Fun fact: the mood changes that hit you like a ton of bricks before and during your period are no joke. At least that has been my world since I turned 12. Ask me about my history of epic freak outs. Better yet, ask my mom. Now here I am in my late 30s and I didn't create the coping strategies that actually worked for me until about 8 years ago. And jokes on me, they only work some of the time.

It took me so long to develop those strategies because first I had to figure out that the feelings I was drowning in were cyclical and not the result of me being totally mentally unhinged. And THAT took me so long to figure out because way back in the 1980s (and in the 90s and in the early 2000s, too) periods were mysterious blue liquid that didn't stop you from horseback riding on the beach. And talking about mental health? Was not actually a thing.

Maybe you'll get lucky, and you'll just feel a little off kilter every 28 days. But since genetics plays a big role in all of this, I'm going to say fat chance. Here are just some of the emotional symptoms you'll probably have to deal with until menopause:
  • Hyper rage that seems totally appropriate in the moment and awful when the moment's passed.
  • The intense nagging feeling that all your friends hate your guts.
  • The same intense nagging feeling, but this time it's that your SO doesn't love you.
  • Deep swells of sadness that make you think about suicide in a dreamy sort of way. 
  • Extreme highs and lows that make you alternately creative and directionless.
  • Hopelessness that makes it seem like your world will never be bright again.
  • A strong desire to smash things, Hulk style.
They didn't mention any of that in fifth grade. Maybe they didn't want to scare the shit out of us. Being a woman is clearly WEIRD and also GROSS, but when you're talking to a classroom full of wide-eyed nearly pubescent girls you are contractually obligated to say some bullshit about womanhood and femininity. Possibly because parents would sue if you told them that, hey, sometimes your vagina is gonna hurt and you're gonna have cramps so bad you literally barf. 

Now that you have an idea of what you're facing, the question is what to do about it. You can try popping Midol, raiding the chocolate, and watching sappy movies like the chicks on TV. Or you could just let it all out and hope for the best. These strategies probably work for some people and honestly, Midol rocks. Some people are able to use fake hormones to trick their bodies into not menstruating but after much experimentation I can say that I am not one of those people. If that turns out to be your experience, too, and those mild mood swings they told you were coming turn out to be frigging epic, here's what has worked for me.

Remember that feelings are all just stupid brain chemicals. Maybe you have a legit reason to be raging right now but before you go full on Hulk, take a tiny fraction of a second to ask yourself whether your hormones are playing tricks on you. Stop and think. Why would your friends keep hanging with you if they hate your guts? Will the thing currently crushing your soul still matter in 10 years?

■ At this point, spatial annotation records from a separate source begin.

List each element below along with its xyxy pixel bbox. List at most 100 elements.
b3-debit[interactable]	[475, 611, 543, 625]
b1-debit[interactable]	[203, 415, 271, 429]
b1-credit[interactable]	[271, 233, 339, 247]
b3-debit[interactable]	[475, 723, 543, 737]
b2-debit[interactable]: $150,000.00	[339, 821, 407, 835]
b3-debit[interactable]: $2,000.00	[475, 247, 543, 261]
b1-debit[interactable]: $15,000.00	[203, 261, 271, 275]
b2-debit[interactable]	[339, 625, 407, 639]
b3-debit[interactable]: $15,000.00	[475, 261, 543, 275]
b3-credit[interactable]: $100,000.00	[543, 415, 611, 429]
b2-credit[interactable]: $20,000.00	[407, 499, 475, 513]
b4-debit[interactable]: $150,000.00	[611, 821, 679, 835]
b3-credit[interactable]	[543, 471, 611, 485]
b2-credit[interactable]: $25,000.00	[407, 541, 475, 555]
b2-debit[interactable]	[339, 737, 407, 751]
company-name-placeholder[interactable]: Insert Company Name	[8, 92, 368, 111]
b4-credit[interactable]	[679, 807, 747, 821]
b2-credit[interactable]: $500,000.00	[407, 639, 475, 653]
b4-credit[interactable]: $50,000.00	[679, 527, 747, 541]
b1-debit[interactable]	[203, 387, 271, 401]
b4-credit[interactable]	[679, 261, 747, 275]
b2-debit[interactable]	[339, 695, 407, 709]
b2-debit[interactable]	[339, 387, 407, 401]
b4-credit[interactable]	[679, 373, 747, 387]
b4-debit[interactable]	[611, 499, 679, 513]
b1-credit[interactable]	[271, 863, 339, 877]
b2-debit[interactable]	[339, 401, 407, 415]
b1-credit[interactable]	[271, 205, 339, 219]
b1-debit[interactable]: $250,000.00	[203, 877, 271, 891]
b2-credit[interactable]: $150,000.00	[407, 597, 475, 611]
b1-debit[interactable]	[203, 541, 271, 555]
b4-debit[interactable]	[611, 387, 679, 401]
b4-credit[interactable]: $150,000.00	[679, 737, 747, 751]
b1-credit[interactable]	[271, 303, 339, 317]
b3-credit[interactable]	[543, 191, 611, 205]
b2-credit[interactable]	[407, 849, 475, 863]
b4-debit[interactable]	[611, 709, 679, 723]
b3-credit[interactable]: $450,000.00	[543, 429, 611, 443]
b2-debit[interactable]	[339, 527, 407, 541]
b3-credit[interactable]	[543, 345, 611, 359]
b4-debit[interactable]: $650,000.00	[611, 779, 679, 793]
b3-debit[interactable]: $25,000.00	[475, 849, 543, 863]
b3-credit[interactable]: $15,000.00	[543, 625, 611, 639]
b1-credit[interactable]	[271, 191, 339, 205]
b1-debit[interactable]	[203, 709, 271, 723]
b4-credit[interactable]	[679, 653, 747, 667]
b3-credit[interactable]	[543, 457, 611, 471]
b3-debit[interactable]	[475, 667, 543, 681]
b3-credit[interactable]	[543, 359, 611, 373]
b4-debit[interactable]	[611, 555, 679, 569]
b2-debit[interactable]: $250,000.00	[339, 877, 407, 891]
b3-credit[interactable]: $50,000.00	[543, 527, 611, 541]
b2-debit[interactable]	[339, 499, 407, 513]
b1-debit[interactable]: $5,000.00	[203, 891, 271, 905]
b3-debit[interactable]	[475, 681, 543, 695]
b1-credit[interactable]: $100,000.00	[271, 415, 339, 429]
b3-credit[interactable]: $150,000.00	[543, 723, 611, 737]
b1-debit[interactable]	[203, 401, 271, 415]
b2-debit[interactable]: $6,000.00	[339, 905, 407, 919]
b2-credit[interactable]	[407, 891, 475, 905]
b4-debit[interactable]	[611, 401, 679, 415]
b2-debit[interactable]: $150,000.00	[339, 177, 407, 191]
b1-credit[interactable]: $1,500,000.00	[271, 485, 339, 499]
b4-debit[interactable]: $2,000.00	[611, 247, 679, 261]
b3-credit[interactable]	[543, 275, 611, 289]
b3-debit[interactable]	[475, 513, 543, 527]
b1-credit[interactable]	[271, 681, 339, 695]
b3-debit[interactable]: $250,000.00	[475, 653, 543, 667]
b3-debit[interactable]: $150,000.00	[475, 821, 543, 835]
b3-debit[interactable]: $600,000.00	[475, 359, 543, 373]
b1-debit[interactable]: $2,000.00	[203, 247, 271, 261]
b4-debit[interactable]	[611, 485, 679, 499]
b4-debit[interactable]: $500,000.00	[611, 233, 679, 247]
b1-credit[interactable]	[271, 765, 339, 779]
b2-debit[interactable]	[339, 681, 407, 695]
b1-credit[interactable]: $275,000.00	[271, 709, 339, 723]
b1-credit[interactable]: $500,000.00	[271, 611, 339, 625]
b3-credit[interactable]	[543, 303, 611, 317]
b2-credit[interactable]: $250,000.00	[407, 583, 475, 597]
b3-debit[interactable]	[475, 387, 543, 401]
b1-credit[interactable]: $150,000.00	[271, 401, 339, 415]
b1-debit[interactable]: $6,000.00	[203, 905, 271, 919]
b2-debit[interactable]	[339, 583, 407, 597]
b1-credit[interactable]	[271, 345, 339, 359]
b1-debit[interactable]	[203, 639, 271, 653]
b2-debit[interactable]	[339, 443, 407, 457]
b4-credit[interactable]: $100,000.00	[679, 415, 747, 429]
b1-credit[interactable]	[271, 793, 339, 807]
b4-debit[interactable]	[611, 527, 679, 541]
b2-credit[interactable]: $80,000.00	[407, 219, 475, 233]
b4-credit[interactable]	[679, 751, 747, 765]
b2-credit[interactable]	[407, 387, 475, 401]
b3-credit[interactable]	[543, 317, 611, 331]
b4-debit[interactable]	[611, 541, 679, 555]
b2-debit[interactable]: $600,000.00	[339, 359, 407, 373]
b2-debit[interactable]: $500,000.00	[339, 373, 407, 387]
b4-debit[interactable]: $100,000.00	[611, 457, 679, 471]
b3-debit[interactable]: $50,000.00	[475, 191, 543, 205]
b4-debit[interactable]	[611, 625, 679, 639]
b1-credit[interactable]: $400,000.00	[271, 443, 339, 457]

Will it still matter tomorrow?

Sadly, going full Vulcan will not make any of these special feelings associated with the blessing that is womanhood go away. But acknowledging that your feelings aren't necessarily reality can make it easier to phone a friend for support, channel your mood into creative pursuits, or say "I'm sorry about how I reacted - my brain chemicals are just all messed up right now" after you lose your shit.

In conclusion, periods suck ass. Welcome to the club.